Sen. Bernie Sanders is calling out a Washington Post reporter for calling out him (unfairly, Sanders thinks) for calling out President Donald Trump.
“We face a very serious political problem in this country, and that problem is manifested in a post written yesterday by Amber Phillips of The Washington Post,” the Vermont senator wrote in a Medium post Tuesday.
It all started after Sanders took to social media Monday, condemning what he characterized as Trump’s “lies” is a series of tweets.
For what it’s worth, the specific claims Sanders cited — Trump’s allegations about voter fraud, inauguration crowd sizes, and President Barack Obama’s birthplace — have all been rated false by the fact-checking site Politifact.
But Sanders’s use of the term “lie” Monday apparently roiled Phillips, who wrote a blog post titled, “The sorry state of political discourse right now, in five Bernie Sanders tweets.” She argued that Sanders’s tweetstorm was an example of deteriorating political norms of the Trump era.
Political norms — like, don’t accuse the president of the United States of lying without evidence, or don’t accuse the former president of the United States of wiretapping your phones without evidence — have been eviscerated.
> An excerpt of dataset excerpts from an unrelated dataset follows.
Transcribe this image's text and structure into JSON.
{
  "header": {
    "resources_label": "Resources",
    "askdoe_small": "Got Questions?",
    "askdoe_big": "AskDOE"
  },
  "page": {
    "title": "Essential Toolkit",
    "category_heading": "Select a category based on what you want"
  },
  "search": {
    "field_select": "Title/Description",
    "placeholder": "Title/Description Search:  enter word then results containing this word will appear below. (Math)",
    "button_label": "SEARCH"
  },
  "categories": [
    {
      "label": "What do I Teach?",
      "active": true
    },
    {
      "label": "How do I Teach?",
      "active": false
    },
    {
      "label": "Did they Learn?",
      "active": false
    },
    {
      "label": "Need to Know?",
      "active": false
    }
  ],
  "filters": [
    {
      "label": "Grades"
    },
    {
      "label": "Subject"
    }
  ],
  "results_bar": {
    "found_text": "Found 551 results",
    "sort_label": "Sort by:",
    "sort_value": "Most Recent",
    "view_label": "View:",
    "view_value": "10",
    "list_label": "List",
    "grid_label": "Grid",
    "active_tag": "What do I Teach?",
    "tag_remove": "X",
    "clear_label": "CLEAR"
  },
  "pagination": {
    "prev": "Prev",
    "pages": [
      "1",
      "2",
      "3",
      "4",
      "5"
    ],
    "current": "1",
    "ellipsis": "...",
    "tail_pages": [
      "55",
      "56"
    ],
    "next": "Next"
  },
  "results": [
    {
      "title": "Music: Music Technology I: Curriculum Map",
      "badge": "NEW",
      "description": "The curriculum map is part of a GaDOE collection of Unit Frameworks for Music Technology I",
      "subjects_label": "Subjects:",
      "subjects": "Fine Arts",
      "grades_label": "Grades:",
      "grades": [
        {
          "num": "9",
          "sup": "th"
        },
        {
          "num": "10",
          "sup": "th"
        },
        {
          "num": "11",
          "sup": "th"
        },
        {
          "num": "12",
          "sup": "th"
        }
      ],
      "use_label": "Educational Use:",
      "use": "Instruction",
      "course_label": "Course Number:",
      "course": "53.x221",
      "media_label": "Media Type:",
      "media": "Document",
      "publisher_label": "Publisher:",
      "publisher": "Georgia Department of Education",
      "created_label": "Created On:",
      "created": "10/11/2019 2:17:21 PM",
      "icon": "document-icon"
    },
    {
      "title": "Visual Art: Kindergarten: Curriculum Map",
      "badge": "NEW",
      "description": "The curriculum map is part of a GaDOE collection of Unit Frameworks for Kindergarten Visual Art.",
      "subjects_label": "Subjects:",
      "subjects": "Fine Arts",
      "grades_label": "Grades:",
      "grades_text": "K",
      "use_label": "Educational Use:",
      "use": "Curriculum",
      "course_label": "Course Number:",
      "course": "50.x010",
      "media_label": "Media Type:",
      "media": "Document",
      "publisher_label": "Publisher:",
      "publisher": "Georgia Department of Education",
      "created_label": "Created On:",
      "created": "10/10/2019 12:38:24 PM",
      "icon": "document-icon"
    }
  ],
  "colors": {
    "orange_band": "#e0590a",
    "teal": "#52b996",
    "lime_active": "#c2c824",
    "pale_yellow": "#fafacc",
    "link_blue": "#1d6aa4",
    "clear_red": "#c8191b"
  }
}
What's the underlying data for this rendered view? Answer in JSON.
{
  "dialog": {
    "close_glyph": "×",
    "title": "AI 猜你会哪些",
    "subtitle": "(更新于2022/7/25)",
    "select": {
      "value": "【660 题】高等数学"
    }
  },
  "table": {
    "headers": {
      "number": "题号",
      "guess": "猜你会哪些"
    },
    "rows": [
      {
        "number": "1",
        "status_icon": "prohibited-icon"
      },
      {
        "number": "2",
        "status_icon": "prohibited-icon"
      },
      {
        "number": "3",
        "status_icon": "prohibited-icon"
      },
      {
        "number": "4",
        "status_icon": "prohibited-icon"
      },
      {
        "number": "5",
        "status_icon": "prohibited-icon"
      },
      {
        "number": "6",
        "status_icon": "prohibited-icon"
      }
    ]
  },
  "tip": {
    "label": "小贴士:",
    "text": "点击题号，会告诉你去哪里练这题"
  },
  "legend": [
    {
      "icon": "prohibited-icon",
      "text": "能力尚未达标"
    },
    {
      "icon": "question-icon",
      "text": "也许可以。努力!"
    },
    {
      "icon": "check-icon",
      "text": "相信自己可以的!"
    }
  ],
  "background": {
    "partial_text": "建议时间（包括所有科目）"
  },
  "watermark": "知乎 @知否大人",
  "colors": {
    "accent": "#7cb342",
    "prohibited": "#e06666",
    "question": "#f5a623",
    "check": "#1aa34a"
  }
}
There are no rules right now in politics about what you can/can’t or should/shouldn’t say.
Phillips also took issue with the term “lie,” because it assumes intentionality.
To say someone’s lying suggests that you know they don’t believe what they’re saying.
It’s possible Trump believes the allegations he’s making, which seem to have surfaced on a conservative news site one of his top aides used to manage.
All of that is why we in the media are careful not to call Trump a “liar.” But top Democrats like Sanders feel no such hesitation.
Phillip’s take incited a number of critical reactions from left-leaning critics, including The New Republic and the liberal media watchdog group Media Matters, which mocked the article with one of their own: “The Sorry State Of Both-Sides Political Analysis Right Now, In One Blog Post.”
And on Tuesday, Sanders penned his own response, arguing that he believes strongly in civil political discourse — but asking what to do about demonstrably baseless claims:
I happen to strongly believe in civil political discourse. The vast majority of people in Congress who hold views different than mine are not liars. It is critical we have strong, fact-based debates on the important issues facing our country and that we respect people who come to different conclusions. In a democracy people will always have honestly held different points of view.
But how does one respond to a president who has complete disregard for reality and who makes assertions heard by billions of people around the world that have no basis in fact?
(Phillips did not immediately respond to a request for comment Tuesday evening.)
The senator went on to individually defend each one of his five tweets and left off with a question:
“If the media and political leaders fail to call lies what they are, are they then guilty of misleading the public?”
A few hours later on Twitter, Sanders again asked — whether Trump believed his falsehoods or not — what is the best way to respond.
I strongly believe in civil political discourse. But how does one respond to a president who has complete disregard for reality?